# Low whine from Engine bay



## Trin_Starr (Aug 10, 2007)

Hello all,
I just bought a 99 altima a few days ago, and was hoping if someone can tell me what these sounds are or if it is normal.

(1) I hear a very faint whine that has a constant sound no matter if I am stopped at a light, or driving.

(2) When I'm driving on the highway (~65mph) and the road bends to the left, I hear a knocking noise from the driver side wheel well with some vibration in the steering wheel. I'm thinking it could be a bad ball joint?

(3) Does anyone here use lucas oil stabilizer and is it okay to put it in the engine?

Any feedback would be greatly appreciated - thanks


----------



## MickeyKnox (Jun 17, 2006)

the sound can come from number of things.

stabilizer bar links, stabilizer bar bushings, bad strut mounts, ball joints, control arm bushings .
I listed them in most likely to least likely in this car. just from what I experienced on my car.

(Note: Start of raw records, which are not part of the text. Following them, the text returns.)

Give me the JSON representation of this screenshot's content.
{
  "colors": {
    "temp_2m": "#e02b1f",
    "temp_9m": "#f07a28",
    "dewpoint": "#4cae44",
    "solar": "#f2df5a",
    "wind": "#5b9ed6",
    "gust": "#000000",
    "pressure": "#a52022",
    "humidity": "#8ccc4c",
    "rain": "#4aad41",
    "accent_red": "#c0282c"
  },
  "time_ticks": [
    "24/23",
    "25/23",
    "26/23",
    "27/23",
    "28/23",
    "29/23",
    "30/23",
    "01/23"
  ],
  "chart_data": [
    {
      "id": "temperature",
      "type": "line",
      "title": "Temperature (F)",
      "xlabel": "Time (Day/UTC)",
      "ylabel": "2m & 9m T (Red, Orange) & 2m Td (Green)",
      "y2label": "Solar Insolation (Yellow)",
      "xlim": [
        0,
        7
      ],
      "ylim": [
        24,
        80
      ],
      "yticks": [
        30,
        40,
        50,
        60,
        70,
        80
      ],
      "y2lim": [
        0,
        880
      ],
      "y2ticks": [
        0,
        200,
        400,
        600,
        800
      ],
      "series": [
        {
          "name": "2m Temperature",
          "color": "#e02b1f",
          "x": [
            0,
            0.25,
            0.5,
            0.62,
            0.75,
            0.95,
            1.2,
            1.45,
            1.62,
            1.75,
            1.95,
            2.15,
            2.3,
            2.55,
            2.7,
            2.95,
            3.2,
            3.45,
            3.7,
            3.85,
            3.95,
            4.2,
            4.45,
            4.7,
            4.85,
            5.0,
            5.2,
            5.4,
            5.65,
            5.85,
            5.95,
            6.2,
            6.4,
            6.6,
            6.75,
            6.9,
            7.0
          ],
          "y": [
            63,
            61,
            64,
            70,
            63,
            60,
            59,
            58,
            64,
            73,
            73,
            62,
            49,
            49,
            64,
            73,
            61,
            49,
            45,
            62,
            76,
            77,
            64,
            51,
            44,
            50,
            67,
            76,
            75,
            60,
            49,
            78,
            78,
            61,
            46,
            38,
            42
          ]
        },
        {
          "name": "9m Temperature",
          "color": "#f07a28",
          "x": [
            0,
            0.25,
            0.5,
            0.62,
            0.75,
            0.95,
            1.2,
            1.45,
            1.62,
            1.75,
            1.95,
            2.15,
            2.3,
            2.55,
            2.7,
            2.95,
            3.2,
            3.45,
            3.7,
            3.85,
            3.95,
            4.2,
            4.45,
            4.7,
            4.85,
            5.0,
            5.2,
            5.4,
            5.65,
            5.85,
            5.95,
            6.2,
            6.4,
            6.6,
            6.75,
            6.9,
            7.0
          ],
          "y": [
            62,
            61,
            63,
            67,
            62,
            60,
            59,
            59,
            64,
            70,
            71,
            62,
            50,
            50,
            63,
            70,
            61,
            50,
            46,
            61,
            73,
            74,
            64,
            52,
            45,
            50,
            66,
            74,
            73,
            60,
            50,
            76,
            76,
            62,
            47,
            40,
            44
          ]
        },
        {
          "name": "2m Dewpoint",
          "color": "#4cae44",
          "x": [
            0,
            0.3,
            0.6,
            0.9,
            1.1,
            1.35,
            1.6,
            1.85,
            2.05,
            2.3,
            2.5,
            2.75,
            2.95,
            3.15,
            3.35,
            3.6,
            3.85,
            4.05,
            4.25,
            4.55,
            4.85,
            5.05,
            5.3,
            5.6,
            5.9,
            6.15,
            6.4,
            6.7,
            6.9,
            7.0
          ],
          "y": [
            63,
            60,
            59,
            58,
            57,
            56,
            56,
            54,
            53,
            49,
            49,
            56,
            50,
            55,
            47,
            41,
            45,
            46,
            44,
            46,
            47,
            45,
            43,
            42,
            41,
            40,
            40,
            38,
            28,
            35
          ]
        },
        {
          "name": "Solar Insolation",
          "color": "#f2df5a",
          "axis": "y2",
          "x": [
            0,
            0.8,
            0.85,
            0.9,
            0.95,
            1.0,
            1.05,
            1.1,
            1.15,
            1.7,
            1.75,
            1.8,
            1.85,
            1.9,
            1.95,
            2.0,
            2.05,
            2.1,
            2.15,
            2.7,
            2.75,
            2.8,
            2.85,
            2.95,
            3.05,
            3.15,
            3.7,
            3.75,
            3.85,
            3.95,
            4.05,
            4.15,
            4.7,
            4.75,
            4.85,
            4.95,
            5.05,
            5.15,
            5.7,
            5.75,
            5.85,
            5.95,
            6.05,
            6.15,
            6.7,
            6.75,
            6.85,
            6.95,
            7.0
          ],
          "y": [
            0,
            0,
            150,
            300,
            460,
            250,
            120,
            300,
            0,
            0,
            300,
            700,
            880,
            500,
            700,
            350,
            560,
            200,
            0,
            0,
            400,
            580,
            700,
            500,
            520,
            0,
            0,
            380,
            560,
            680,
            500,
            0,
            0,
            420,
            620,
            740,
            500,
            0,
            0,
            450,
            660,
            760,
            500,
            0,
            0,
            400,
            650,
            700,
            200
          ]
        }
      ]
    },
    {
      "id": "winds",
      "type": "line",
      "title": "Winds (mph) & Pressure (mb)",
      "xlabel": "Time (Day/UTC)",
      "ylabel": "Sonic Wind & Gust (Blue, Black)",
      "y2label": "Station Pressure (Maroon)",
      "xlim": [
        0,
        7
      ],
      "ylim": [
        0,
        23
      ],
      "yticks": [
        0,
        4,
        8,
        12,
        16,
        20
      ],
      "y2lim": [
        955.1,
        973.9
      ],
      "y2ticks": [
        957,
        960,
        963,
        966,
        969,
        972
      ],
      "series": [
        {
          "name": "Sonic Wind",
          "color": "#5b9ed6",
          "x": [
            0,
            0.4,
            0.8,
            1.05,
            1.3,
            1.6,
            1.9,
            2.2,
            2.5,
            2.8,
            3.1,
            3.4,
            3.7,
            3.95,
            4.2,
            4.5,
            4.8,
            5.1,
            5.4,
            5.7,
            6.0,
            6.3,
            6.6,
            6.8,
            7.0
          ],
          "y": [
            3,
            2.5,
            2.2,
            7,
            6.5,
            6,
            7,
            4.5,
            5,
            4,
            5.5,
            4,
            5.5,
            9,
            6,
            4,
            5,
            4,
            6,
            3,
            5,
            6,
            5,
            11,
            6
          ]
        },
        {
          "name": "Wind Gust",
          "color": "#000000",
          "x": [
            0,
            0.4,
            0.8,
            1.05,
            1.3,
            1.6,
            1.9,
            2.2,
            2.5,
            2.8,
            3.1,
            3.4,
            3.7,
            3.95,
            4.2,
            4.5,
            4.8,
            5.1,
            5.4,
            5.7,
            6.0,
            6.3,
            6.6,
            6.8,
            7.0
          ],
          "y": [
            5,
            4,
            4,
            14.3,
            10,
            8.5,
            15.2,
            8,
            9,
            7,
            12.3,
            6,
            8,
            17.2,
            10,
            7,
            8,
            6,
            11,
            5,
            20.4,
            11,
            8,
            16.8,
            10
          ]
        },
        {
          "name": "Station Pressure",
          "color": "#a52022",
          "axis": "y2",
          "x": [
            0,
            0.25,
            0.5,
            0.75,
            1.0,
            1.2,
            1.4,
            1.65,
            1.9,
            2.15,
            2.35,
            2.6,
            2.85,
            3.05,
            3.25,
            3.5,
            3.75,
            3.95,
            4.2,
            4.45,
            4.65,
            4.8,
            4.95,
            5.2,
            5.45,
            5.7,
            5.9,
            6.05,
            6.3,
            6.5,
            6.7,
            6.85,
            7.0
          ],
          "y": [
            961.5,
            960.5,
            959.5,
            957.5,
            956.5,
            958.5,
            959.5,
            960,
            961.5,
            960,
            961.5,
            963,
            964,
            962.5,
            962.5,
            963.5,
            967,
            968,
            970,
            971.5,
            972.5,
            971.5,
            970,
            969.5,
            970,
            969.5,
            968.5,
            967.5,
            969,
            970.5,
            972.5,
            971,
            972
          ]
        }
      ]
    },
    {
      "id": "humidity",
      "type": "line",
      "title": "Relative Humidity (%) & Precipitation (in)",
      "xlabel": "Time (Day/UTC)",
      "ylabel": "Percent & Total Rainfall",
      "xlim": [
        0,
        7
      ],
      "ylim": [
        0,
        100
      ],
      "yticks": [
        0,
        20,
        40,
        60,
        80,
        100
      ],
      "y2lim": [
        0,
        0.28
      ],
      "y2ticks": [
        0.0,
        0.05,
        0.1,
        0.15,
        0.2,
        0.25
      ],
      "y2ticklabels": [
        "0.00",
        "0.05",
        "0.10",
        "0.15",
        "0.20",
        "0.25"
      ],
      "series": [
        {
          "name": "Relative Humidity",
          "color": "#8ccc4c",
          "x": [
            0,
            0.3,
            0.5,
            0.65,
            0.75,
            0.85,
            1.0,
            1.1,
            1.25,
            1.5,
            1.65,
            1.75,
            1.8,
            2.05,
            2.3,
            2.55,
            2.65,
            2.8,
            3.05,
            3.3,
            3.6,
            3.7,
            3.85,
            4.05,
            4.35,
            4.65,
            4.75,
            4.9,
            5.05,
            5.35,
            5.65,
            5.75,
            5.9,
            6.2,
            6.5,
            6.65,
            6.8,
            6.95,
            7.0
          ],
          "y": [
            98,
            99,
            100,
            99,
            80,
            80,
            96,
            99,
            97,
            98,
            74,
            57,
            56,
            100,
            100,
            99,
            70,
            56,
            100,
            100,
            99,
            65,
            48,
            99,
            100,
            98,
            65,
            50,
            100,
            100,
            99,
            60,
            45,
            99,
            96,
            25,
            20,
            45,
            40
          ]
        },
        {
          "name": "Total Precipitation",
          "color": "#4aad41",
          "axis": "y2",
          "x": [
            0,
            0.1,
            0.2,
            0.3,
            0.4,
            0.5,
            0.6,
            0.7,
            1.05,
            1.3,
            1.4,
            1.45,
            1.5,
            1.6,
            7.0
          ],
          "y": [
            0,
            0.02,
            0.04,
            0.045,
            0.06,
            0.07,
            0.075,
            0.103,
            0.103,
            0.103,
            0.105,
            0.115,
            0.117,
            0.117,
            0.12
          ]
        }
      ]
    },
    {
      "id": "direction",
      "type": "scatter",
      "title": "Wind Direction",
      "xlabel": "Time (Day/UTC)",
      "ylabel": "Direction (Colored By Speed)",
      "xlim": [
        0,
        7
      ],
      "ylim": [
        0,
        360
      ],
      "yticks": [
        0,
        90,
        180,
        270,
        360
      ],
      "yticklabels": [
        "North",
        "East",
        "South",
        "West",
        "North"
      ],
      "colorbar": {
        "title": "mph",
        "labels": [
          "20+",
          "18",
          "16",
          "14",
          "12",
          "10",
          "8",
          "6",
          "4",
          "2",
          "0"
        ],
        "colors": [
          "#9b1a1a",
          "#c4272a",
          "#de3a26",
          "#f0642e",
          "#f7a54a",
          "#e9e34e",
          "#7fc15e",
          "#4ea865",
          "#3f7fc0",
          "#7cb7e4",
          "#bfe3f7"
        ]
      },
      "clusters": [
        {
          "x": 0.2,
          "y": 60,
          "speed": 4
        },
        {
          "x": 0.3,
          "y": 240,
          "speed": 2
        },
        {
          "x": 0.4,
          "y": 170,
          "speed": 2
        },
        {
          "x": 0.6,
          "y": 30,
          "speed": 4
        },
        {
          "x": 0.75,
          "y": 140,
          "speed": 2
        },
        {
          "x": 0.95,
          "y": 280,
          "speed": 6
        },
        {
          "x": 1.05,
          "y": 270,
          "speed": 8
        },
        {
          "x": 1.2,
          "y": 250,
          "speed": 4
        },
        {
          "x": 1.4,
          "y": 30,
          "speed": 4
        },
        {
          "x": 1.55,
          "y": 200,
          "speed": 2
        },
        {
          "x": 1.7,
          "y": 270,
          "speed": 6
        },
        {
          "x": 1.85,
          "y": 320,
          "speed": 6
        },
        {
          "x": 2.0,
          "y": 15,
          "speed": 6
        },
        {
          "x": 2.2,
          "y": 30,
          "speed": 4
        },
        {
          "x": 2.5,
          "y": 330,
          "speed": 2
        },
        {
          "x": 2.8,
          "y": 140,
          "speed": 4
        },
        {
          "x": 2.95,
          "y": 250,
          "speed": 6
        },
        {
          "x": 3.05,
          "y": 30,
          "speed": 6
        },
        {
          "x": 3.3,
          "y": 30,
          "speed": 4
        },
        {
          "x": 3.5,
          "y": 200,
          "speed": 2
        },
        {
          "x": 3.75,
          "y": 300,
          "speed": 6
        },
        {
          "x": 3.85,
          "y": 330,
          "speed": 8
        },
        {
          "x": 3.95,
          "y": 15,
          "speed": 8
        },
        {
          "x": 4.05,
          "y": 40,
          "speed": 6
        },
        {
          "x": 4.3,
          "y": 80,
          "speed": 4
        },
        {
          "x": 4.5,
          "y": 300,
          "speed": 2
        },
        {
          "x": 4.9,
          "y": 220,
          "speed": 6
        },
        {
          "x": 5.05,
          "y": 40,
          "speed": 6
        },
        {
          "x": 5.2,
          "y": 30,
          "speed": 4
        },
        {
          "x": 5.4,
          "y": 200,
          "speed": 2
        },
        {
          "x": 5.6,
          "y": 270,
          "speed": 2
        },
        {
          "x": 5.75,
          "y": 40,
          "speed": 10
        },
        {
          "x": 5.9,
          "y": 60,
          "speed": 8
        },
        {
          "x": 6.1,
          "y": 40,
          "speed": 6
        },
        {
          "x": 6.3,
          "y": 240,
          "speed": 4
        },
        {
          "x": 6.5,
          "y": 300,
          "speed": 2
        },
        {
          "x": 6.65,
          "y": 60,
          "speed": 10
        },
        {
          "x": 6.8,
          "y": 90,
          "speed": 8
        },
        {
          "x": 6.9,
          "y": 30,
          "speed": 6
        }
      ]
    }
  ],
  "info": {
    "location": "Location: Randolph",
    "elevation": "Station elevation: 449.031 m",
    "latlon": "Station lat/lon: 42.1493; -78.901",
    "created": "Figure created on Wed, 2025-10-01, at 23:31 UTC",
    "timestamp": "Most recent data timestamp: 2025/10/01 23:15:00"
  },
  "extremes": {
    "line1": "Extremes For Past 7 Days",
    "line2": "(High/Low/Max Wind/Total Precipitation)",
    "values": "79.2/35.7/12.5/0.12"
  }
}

also it can be wheel balancing issue.

oh and also rack and pinion bushings.


----------



## smj999smj (Jan 1, 2006)

The whining noise good be a bad idler pulley or accy. drive (ie alternator) bearing.


----------



## Trin_Starr (Aug 10, 2007)

thanks for the info.
I just found out yesterday that the vibration, knocking issue was a combination of bad struts and unevenly worn tires caused by the bad struts.

Here's another question - how many qts of oil does the altima take???
It seems like it's only about 3.5 - is that right?


----------